Sauerkraut and gochugaru? A little odd sounding but this spicy, tangy dip is delicious! Especially with the BEST vegan fried chicken. Gochugaru are Korean red pepper flakes. They’re spicy but not deadly hot. My first instinct was to blend in kimchi for a fresh tasting Korean-inspired salsa but I didn’t have any on hand. Note to self: make more homemade vegan kimchi. But sauerkraut, being fermented cabbage, was able to slip in as a pretty good alternative that’s easy to find in regular grocery stores. Everything worked out perfectly in the end. The lesson? Don’t give up; use what you have!

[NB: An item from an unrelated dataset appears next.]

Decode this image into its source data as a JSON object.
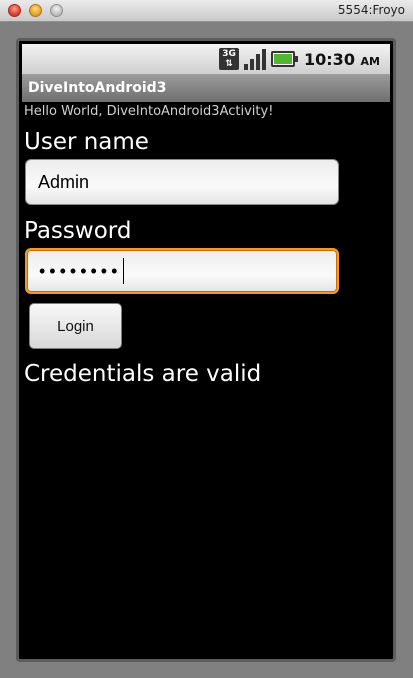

Video tutorial for the BEST vegan fried chicken (with sauerkraut gochugaru dip)
I always love a cooling dip to counter the heat that builds up from dunking vegan fried chicken in this thick red sauce over and over again. If you do too, try my “instant” yogurt-y dill dip that also uses sauerkraut. Two birds, one jar.
Sauerkraut Gochugaru Dip
- 1/4 cup sauerkraut (and a couple tablespoons of the juice)
- 1 tablespoon brown sugar
- 1 tablespoon gochujang (Korean red pepper paste)*
- 1 tablespoon soy sauce or tamari
- 1 teaspoon gochugaru (Korean red pepper flakes)
- 1/2 teaspoon garlic powder
- Blend until smooth. Add more sauerkraut juice if necessary to help everything blend. Use right away or store in the fridge for up to a week.
- *to make this recipe gluten-free, use gluten-free tamari, skip the gochujang and use gluten-free sriracha instead.